Francisco llevó a su madre en la casa de su antigua amiga Julia Gutenberg, ambas no se habían visto por algunos meses así que tenían mucho de que hablar.
Julia pidió a Francisco, que acompañará a su hijo Aniel hasta el campus de su universidad, él ya se iba a quedarse ahí porqué tenía muchos trabajos atrasados.
Aniel no era un chico responsable y no le agradaba estudiar así que sus padres le tenían vigilados, cuando bajo las escaleras tenía tres grandes maletas, como un adolescente metrosexual eso no era suficiente ropa para él.
Francisco movió su cabeza como desaprobación, pero eso no parecía molestar a An, quien lo saludo con una sonrisa amable y un cálido abrazo.
-¡Me alegra verte, hermano!
Dijo sujetando la mano de Francisco.
-A mi también, -¿Entonces llevarás todo esto?
Mirando las maletas.
-Obvio, pero él resto me llevará mi chofer el lunes.
Entonces, realmente ese era poco para él, An siempre fue así cuidaba mucho su aspecto físico se pasaba horas en el gimnasio y en los spas, tenía todos los estilos de ropas de los mayores estilistas.
A las mujeres le agradaba bastante su estilo.
Ambos se dirigieron al campus Universitario, entre la conversación An mencionó que tenía que estudiar con la chica que conoció en la librería, ella había quedado en enseñarle Aritmética.
A Francisco le pareció algo raro pero no cuestiono.
-Es una chica muy agradable.
Dijo sonriendo.
-¡O sea te gusta!
Eso pareció.
-No, ¡nada que ver!
Dijo algo nervioso
-Eso no es creíble, amigo.
Movimiento la cabeza.
-Lo sé, pero realmente no la veo así. -Si, ella es muy linda -¡pero la que me gusta es su mejor amiga!
-ahh ya veo...
Ahora parecía ser cierto, si no era una seria otra.
-Le pedí que me ayude a conquistar a su amiga, ella solo acepto, si yo mejorará mi calificación y fuera un buen alumno.

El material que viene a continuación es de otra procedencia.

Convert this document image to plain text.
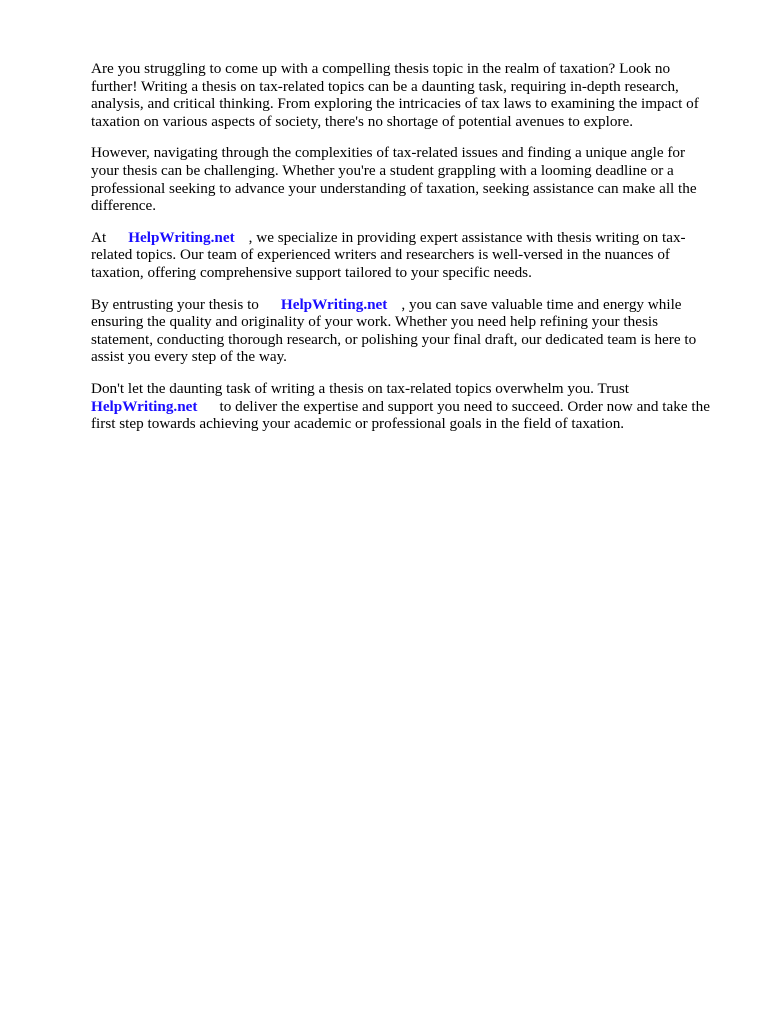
Are you struggling to come up with a compelling thesis topic in the realm of taxation? Look no further! Writing a thesis on tax-related topics can be a daunting task, requiring in-depth research, analysis, and critical thinking. From exploring the intricacies of tax laws to examining the impact of taxation on various aspects of society, there's no shortage of potential avenues to explore.

However, navigating through the complexities of tax-related issues and finding a unique angle for your thesis can be challenging. Whether you're a student grappling with a looming deadline or a professional seeking to advance your understanding of taxation, seeking assistance can make all the difference.

At HelpWriting.net , we specialize in providing expert assistance with thesis writing on tax-related topics. Our team of experienced writers and researchers is well-versed in the nuances of taxation, offering comprehensive support tailored to your specific needs.

By entrusting your thesis to HelpWriting.net , you can save valuable time and energy while ensuring the quality and originality of your work. Whether you need help refining your thesis statement, conducting thorough research, or polishing your final draft, our dedicated team is here to assist you every step of the way.

Don't let the daunting task of writing a thesis on tax-related topics overwhelm you. Trust HelpWriting.net to deliver the expertise and support you need to succeed. Order now and take the first step towards achieving your academic or professional goals in the field of taxation.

Esa chica me dio centenares de condiciones para ayudarme, también me dijo que no permitiría que su mejor amiga se quedará con un mal chico.
Francisco no se aguantó la risa, la situación en que se encontraba su amigo era muy gracioso.
-No te rías, ¡Eres mi amigo!
Dijo enfadado.
Así que ahora teníamos que ir a la librería donde trabaja esa chica tan mandona.
Después de dejar las maletas en su habitación ambos se dirigieron a la librería donde trabajaba la famosa chica.
Francisco tenía mucha curiosidad por conocerla.
Justo cuando iban a entrar Fran recibió una llamada telefónica de Eva, no tenía la intención de contestar pero sabía bien qué si no lo hacía ella iba a insistir hasta que contestará.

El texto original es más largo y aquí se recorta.